Tomasz Szerszeń “Architecture of Survival”, 2017 / 2019, photography
The photographic series Architecture of Survival by Tomasz Szerszeń is devoted to the ephemeral architecture that the artist, photographer, anthropologist and writer discovered on the Greek island of Samothrace. Temporary shelters made of stones, sticks and old blankets, are built by city dwellers who come here to rest from civilisation, try a different life, or just simply to spend some time by themselves.
As Szerszeń says: “This space, which limits movements to basic gestures of survival, is also a good vantage point from which the tectonics of contemporary crises—economic, refugee, ecological—become clearly visible.”
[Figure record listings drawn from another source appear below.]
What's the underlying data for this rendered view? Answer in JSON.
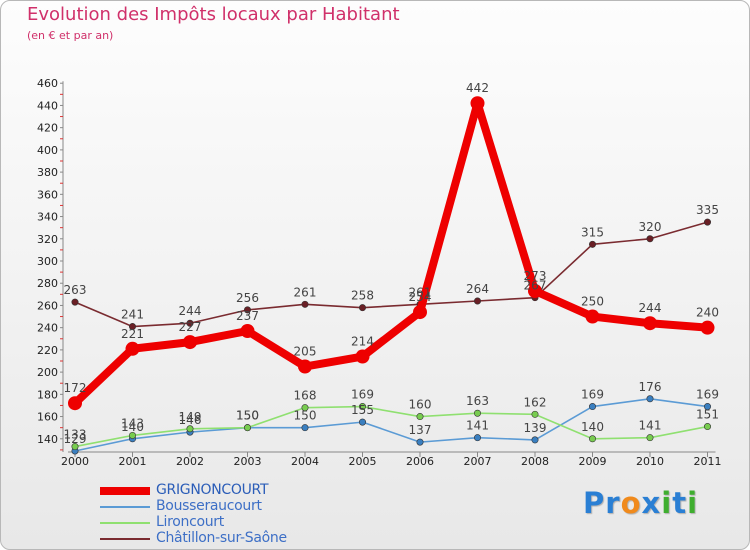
{
  "chart_data": {
    "type": "line",
    "title": "Evolution des Impôts locaux par Habitant",
    "subtitle": "(en € et par an)",
    "xlabel": "",
    "ylabel": "",
    "categories": [
      "2000",
      "2001",
      "2002",
      "2003",
      "2004",
      "2005",
      "2006",
      "2007",
      "2008",
      "2009",
      "2010",
      "2011"
    ],
    "ylim": [
      120,
      460
    ],
    "yticks": [
      140,
      160,
      180,
      200,
      220,
      240,
      260,
      280,
      300,
      320,
      340,
      360,
      380,
      400,
      420,
      440,
      460
    ],
    "grid": false,
    "legend_position": "bottom-left",
    "series": [
      {
        "name": "GRIGNONCOURT",
        "color": "#ee0000",
        "markerColor": "#ee0000",
        "thick": true,
        "values": [
          172,
          221,
          227,
          237,
          205,
          214,
          254,
          442,
          273,
          250,
          244,
          240
        ]
      },
      {
        "name": "Bousseraucourt",
        "color": "#5b9bd5",
        "markerColor": "#3a7fc0",
        "thick": false,
        "values": [
          129,
          140,
          146,
          150,
          150,
          155,
          137,
          141,
          139,
          169,
          176,
          169
        ]
      },
      {
        "name": "Lironcourt",
        "color": "#8fe070",
        "markerColor": "#78cc50",
        "thick": false,
        "values": [
          133,
          143,
          149,
          150,
          168,
          169,
          160,
          163,
          162,
          140,
          141,
          151
        ]
      },
      {
        "name": "Châtillon-sur-Saône",
        "color": "#7a2b30",
        "markerColor": "#6a1f25",
        "thick": false,
        "values": [
          263,
          241,
          244,
          256,
          261,
          258,
          261,
          264,
          267,
          315,
          320,
          335
        ]
      }
    ],
    "labels": [
      {
        "series": 3,
        "values": [
          "263",
          "241",
          "244",
          "256",
          "261",
          "258",
          "261",
          "264",
          "267",
          "315",
          "320",
          "335"
        ]
      },
      {
        "series": 0,
        "values": [
          "172",
          "221",
          "227",
          "237",
          "205",
          "214",
          "254",
          "442",
          "273",
          "250",
          "244",
          "240"
        ]
      },
      {
        "series": 2,
        "values": [
          "133",
          "143",
          "149",
          "150",
          "168",
          "169",
          "160",
          "163",
          "162",
          "140",
          "141",
          "151"
        ]
      },
      {
        "series": 1,
        "values": [
          "129",
          "140",
          "146",
          "150",
          "150",
          "155",
          "137",
          "141",
          "139",
          "169",
          "176",
          "169"
        ]
      }
    ]
  },
  "brand": {
    "letters": [
      {
        "ch": "P",
        "color": "#2a7fd4"
      },
      {
        "ch": "r",
        "color": "#2a7fd4"
      },
      {
        "ch": "o",
        "color": "#f08a1c"
      },
      {
        "ch": "x",
        "color": "#2a7fd4"
      },
      {
        "ch": "i",
        "color": "#3fae2f"
      },
      {
        "ch": "t",
        "color": "#2a7fd4"
      },
      {
        "ch": "i",
        "color": "#3fae2f"
      }
    ]
  }
}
Samothrace was a sacred island in antiquity. In the twentieth century, after the Greek Civil War, it became a place to which opponents of the regime were exiled. Today it is a border of Europe, its bridgehead in the Aegean Sea and an everyday witness to the refugees’ often tragic fate.
The photographs in the Galeria Studio collection are part of a series that includes several dozen black-and-white photograms and was shown in our exhibition “Transfert” in 2019.
Tomasz Szerszeń is a photographer, anthropologist, writer and author of exhibitions. Memory, history and displacement are recurrent motifs in his literary as well as visual oeuvre.